Sanguinarium had been built by the Order.
Their Anakim magic had created it, shaped its very walls and sealed it.
And it was that same Anakim magic that was keeping everyone inside it powerless and trapped, stripping every ability at the door like a toll collected on the way in.
That was the cage. That was what it had been designed to do.
But they’d made an assumption they hadn’t accounted for when they built the walls around this place. The same one Cael had just made without realizing it.
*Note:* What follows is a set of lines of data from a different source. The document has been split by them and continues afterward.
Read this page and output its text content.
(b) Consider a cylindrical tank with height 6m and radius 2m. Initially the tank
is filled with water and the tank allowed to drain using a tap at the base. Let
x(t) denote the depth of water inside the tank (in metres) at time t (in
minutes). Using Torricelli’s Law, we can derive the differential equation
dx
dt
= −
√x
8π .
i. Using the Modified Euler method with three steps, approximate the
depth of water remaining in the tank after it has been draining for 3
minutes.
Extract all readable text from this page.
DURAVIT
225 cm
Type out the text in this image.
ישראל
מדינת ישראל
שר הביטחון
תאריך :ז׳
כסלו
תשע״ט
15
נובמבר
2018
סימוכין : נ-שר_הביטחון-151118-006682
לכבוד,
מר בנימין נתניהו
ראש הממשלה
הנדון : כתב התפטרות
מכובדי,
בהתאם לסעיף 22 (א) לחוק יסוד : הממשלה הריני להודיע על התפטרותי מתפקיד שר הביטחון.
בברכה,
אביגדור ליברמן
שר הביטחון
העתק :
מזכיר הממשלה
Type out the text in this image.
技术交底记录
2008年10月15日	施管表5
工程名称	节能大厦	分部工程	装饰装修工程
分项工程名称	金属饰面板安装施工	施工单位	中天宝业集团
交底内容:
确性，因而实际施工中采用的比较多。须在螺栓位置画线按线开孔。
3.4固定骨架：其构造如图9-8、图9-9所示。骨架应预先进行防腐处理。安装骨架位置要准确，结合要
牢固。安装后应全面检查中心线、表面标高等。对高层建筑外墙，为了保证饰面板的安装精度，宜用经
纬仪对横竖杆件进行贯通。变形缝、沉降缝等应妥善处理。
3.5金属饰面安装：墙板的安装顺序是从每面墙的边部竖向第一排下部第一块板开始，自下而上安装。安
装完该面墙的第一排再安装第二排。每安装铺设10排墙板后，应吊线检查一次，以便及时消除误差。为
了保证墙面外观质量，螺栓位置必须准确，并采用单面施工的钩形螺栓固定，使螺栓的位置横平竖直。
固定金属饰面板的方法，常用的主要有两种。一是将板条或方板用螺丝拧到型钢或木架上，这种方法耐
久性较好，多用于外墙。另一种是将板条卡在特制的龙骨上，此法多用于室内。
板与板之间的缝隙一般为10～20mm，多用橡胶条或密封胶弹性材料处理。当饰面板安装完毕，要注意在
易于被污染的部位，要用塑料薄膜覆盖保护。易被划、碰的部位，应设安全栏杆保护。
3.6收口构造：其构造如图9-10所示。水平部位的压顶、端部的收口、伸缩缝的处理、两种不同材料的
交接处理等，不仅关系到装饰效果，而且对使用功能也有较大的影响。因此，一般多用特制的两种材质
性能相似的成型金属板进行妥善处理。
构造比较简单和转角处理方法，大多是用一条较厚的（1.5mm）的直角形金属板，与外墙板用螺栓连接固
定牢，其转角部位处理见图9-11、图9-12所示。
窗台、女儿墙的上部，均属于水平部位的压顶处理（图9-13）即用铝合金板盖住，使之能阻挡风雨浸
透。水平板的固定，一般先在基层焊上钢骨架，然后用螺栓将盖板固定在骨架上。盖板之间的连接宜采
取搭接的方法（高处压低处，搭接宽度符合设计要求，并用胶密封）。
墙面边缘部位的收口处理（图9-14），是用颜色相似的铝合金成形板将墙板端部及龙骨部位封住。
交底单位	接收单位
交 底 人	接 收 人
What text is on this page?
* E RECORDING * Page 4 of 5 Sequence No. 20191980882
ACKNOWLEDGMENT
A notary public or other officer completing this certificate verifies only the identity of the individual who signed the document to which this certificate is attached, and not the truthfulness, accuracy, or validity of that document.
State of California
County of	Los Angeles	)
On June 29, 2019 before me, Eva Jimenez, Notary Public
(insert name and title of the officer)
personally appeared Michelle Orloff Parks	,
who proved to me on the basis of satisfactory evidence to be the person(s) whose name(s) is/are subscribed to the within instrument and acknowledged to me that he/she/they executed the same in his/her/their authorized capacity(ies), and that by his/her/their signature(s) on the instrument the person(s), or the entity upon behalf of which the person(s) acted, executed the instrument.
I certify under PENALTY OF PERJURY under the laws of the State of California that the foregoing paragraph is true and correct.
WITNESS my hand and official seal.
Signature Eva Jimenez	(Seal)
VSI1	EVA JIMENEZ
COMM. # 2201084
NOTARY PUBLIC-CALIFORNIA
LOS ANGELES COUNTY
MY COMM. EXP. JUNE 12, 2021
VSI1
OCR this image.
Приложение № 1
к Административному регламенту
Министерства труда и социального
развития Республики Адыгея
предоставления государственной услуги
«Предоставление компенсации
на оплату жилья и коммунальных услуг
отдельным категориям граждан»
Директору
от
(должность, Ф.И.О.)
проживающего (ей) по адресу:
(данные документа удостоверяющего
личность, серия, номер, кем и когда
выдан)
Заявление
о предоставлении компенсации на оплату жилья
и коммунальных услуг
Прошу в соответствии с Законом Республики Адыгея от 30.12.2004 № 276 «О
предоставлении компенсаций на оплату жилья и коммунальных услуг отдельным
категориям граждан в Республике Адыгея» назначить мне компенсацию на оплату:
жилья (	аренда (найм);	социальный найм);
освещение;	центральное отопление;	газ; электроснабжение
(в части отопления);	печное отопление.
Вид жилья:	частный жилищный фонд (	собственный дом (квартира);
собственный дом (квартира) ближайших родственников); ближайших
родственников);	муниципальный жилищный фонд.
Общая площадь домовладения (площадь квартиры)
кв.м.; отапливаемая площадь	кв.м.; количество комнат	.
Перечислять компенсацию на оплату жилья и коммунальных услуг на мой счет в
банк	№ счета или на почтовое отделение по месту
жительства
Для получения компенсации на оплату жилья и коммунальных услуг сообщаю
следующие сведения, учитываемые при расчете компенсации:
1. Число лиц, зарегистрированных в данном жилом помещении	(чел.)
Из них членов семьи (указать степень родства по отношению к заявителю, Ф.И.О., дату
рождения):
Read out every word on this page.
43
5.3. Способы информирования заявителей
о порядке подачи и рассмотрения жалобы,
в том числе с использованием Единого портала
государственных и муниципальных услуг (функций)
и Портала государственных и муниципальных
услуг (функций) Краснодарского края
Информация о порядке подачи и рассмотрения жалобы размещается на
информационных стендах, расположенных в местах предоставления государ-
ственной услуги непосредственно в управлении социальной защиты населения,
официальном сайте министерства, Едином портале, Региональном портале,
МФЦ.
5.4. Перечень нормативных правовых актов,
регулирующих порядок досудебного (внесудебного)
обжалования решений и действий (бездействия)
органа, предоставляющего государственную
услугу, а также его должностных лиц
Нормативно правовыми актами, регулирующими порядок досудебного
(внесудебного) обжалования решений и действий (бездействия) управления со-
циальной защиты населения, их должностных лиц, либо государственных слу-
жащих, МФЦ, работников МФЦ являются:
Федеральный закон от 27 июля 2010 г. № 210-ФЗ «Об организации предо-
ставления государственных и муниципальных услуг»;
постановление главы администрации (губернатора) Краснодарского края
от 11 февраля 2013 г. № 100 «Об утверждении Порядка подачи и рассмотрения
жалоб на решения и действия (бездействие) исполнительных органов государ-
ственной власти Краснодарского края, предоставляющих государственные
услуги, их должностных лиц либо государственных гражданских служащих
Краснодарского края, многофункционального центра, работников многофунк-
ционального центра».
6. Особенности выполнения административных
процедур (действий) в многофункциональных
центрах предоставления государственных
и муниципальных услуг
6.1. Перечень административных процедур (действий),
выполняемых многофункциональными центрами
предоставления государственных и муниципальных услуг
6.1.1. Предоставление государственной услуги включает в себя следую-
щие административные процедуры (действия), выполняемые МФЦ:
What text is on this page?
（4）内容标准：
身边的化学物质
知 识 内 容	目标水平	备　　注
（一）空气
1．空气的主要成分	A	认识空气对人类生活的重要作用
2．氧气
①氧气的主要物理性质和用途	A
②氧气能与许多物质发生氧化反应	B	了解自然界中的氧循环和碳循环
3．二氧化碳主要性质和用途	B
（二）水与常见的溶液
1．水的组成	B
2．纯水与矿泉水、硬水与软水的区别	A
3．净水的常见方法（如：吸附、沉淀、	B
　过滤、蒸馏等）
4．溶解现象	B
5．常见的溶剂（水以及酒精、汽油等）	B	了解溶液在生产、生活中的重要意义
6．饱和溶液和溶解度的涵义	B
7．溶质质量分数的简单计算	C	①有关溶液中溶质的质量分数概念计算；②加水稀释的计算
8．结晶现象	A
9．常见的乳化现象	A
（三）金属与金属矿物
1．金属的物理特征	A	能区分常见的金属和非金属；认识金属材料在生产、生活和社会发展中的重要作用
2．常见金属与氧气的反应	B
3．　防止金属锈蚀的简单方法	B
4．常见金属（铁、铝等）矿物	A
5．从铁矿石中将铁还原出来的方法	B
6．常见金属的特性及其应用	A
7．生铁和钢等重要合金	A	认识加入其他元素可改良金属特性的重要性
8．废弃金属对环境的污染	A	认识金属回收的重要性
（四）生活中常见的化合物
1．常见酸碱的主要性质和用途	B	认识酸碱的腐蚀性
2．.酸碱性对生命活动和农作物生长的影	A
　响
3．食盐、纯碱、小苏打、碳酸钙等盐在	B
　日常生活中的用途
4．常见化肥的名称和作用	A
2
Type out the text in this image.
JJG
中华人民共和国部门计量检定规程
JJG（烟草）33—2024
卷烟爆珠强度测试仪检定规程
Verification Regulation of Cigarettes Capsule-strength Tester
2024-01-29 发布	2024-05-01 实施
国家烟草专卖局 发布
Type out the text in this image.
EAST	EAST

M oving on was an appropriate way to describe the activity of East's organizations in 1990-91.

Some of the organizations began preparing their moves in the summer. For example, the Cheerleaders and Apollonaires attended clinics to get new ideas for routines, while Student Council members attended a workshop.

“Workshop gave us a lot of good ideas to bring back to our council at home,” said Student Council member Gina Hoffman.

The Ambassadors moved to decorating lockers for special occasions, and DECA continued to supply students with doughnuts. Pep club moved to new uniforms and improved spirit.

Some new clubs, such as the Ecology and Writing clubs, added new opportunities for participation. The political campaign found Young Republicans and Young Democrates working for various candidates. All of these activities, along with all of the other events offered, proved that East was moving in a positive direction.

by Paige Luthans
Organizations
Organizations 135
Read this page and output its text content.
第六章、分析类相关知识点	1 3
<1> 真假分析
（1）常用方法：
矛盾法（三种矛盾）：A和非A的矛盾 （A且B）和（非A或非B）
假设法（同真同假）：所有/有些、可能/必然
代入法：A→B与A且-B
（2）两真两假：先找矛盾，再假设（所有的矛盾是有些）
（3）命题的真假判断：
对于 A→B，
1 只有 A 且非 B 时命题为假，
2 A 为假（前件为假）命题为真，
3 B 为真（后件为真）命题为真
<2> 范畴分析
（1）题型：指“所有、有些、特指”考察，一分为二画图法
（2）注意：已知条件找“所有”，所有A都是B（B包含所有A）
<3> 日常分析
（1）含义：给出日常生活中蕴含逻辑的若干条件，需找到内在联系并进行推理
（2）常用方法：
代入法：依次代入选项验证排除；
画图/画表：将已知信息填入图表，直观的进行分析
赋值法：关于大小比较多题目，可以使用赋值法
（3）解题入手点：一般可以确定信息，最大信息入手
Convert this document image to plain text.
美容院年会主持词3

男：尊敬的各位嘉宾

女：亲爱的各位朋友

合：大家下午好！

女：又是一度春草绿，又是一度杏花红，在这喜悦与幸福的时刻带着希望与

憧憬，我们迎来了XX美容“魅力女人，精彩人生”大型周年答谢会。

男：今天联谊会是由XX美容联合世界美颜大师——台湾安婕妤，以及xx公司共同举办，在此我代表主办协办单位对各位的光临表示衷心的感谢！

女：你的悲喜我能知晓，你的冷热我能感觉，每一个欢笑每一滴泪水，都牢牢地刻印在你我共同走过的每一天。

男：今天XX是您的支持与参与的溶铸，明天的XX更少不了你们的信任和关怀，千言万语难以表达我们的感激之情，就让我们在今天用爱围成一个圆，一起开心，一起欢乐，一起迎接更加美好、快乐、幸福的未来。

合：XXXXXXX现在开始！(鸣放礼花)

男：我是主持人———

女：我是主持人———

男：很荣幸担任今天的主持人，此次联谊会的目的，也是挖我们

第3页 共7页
The same one I had made without even noticing.
That we were all Anakim.
Except I wasn’t.
And if the walls of this place had been built to contain Anakim magic—to recognize it and refuse it, the way a lock refused every key except the one made for it specifically—then maybe we’d just been pushing against the wrong door.
When I glanced up a second later, Dominic’s gaze was already waiting for mine, quiet and still and thinking something he clearly wasn’t ready to say in present company.
“Right,” I said, setting the chalice down. “Something to think about.”
Trace met my eyes then, his pupils bleeding briefly into the blue before pulling back again. “Agreed. Luckily, we don’t give up that easily,” he said, directing the statement at Cael. “I’m sure we’ll come up with something once we’ve had time to rest and regroup.”
Cael studied the three of us for a moment, his sharp eyes moving between us with an expression that was harder to read than it had been a few minutes ago before pushing back from the table and rising.
“I’ll show you the rest of the compound and where you’ll be sleeping,” he said, the bone at his septum catching the firelight as he spoke. “You can clean up before supper.”
The three of us got to our feet.
Dominic straightened his button-up shirt, his fingers briefly passing over the torn fabric where the stake had gone through it, with the air of someone adjusting a dinner jacket before a formal occasion.
“We appreciate your generosity,” he said, and somehow managed to make it sound entirely sincere.
Cael acknowledged it with a single nod and moved toward the door without waiting.
I fell into step behind them. Trace slowed down a step to walk beside me, his hand slipping into mine. I tried to keep my mind focused on that, on our soulmate bond humming contently, instead of the other thing that was trying to muscle its way to the front of it.
There are things that grow in Sanguinarium, if you know how to coax them.
He hadn’t elaborated on what things he was referring to and hadn’t specified how.
And now he was inviting us to stay for supper in a settlement where the only confirmed food sources were water hauled from miles away, mysterious coaxed vegetation, and a small population of carefully maintained humans.
As much as I was praying for vegetables, something told me that wasn’t what he was talking about.